Roboto is structurally similar to Open Sans with some geometric influences. Slightly more uniform letterforms make it fractionally less distinctive in ambiguous characters, but it remains a solid accessible choice. The flex between light and medium weights is useful for establishing hierarchy without italics.

Source Sans 3 (formerly Source Sans Pro) was designed for Adobe with UI legibility as a priority. Its character differentiation is excellent — the lowercase a, g, and other potentially ambiguous forms are clearly distinct from each other. Available in a wide weight range including a variable font version.

Atkinson Hyperlegible deserves specific mention. Developed by the Braille Institute, it was explicitly designed for readers with low vision, with differentiated letterforms as a primary design goal. Research studies on this specific font show measurable improvements in reading accuracy for low-vision readers. Unlike most "accessibility fonts," it is also genuinely well-designed typographically — attractive at display sizes, clear at body sizes.

System Fonts

-apple-system (San Francisco on macOS/iOS) and Segoe UI (Windows) are both excellent accessible fonts with the advantage of maximum familiarity to their respective platform users. For a system font stack:

font-family: -apple-system, BlinkMacSystemFont, 'Segoe UI', Roboto,
             'Open Sans', Arial, sans-serif;

Specialty Fonts

OpenDyslexic is available free and open-source. If your user base includes a high proportion of dyslexic readers, offering it as an opt-in alternative is valuable. Its unusual letterforms limit its usefulness as a default, but user control over font choice is a strong accessibility principle.

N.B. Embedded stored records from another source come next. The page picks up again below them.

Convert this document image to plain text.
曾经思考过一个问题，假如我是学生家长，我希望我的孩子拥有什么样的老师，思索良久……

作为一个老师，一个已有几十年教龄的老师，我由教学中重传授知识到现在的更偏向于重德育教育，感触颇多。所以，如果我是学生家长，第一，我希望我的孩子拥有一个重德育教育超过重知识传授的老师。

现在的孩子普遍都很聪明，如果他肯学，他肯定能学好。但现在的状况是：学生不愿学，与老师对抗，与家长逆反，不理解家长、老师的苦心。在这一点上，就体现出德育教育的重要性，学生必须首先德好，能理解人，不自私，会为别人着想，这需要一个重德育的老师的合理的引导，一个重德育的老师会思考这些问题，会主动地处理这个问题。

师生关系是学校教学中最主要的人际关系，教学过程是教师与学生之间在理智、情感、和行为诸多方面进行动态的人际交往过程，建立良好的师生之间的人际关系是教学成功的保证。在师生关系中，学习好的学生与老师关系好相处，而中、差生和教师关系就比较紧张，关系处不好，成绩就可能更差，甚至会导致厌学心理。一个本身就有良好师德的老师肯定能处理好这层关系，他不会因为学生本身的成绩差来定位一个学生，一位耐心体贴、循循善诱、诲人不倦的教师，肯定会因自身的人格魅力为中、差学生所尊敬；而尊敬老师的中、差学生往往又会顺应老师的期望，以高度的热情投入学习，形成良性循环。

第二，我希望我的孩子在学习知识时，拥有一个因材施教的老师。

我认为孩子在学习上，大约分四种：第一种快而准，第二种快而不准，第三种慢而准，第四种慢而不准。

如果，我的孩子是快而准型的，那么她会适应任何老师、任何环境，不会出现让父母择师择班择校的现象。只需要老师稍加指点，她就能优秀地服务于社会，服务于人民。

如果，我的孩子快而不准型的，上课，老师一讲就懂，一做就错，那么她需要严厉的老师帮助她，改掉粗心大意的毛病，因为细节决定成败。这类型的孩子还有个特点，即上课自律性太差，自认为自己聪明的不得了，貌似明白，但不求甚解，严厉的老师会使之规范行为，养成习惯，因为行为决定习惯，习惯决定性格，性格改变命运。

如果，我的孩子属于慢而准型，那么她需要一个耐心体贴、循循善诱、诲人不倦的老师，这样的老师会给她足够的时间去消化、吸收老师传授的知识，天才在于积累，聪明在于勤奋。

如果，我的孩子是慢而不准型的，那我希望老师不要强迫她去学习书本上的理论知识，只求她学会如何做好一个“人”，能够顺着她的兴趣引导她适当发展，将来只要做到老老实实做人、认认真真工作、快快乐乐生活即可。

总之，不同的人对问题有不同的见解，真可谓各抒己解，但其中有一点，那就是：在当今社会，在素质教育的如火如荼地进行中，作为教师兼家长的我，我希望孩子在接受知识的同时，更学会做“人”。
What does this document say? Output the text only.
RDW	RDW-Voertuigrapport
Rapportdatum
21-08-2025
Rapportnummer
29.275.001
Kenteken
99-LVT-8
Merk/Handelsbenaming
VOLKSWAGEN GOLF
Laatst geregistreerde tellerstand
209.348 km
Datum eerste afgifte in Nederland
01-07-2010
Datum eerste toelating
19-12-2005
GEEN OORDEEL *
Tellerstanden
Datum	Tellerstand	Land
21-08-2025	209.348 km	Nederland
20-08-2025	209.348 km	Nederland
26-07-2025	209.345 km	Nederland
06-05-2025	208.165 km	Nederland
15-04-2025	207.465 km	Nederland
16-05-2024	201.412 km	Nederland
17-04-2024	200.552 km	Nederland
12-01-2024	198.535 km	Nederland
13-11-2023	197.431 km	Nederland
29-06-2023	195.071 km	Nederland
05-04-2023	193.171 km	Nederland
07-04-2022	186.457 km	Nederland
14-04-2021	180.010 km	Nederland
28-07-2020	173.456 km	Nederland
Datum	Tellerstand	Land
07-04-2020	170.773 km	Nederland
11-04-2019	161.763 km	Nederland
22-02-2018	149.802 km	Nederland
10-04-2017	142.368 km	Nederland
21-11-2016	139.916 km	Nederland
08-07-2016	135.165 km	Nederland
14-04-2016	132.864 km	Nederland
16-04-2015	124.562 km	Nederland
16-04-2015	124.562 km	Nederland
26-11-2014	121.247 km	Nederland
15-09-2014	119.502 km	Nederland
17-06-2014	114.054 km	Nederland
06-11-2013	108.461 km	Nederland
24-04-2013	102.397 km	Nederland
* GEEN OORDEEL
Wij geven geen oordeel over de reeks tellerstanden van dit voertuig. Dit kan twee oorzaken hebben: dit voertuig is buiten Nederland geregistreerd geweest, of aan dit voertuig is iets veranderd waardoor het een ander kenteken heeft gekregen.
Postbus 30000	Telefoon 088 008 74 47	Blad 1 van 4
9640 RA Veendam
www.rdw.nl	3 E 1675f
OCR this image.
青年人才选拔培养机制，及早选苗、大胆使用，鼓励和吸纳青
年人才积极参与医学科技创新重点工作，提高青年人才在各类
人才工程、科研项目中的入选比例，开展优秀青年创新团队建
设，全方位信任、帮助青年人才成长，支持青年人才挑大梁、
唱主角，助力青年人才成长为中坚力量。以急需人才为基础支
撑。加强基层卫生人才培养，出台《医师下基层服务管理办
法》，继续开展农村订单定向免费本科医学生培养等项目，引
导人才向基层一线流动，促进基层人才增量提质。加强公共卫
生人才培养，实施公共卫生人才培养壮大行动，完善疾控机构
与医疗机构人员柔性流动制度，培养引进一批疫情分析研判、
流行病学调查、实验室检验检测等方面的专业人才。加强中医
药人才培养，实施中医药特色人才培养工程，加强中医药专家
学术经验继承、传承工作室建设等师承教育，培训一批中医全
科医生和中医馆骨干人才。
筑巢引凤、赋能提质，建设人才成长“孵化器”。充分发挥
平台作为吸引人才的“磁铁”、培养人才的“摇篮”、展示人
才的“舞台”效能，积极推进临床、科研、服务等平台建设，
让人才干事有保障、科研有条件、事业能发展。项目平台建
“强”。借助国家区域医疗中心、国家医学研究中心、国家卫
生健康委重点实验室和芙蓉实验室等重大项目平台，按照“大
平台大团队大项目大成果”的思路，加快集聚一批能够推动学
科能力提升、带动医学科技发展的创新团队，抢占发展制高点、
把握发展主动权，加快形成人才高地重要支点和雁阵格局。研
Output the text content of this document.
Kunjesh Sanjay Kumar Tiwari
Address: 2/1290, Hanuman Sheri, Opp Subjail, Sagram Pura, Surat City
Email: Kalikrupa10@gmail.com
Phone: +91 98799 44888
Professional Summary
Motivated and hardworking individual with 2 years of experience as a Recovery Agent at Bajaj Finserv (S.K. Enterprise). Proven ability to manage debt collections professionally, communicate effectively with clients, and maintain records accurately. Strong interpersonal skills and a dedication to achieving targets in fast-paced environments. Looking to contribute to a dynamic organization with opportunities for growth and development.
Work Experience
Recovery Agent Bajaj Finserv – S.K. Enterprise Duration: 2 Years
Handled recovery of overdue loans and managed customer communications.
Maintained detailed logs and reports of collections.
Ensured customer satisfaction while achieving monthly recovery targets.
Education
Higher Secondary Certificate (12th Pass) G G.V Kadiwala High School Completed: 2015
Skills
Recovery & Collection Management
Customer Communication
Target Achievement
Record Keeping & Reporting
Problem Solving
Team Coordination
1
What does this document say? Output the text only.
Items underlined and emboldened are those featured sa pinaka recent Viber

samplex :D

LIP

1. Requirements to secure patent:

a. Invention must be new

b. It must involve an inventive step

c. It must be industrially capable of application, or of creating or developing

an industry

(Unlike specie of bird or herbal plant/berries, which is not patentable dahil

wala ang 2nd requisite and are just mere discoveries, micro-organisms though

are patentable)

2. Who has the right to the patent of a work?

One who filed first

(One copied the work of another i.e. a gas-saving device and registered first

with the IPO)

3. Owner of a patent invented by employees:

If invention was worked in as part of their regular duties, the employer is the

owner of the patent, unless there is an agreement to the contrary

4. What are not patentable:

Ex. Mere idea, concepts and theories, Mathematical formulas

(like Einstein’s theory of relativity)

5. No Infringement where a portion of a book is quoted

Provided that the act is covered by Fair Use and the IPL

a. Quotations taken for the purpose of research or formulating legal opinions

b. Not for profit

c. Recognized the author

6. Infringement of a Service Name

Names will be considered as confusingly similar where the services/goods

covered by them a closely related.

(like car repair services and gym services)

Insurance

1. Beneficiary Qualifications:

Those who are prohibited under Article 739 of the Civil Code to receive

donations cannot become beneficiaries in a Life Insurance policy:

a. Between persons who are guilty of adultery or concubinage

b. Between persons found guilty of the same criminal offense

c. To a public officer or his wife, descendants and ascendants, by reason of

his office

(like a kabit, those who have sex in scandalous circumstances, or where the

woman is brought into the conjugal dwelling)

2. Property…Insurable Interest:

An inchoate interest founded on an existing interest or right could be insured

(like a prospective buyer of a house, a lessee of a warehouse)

The most important principle across all font recommendations: offer user control. Research shows that individual dyslexic readers vary enormously in what helps them. Some benefit from larger text, some from increased spacing, some from specific fonts, some from colored overlays. The best accessible typography system is one that lets users adjust their own experience — not one that assumes a single optimal configuration for all dyslexic readers.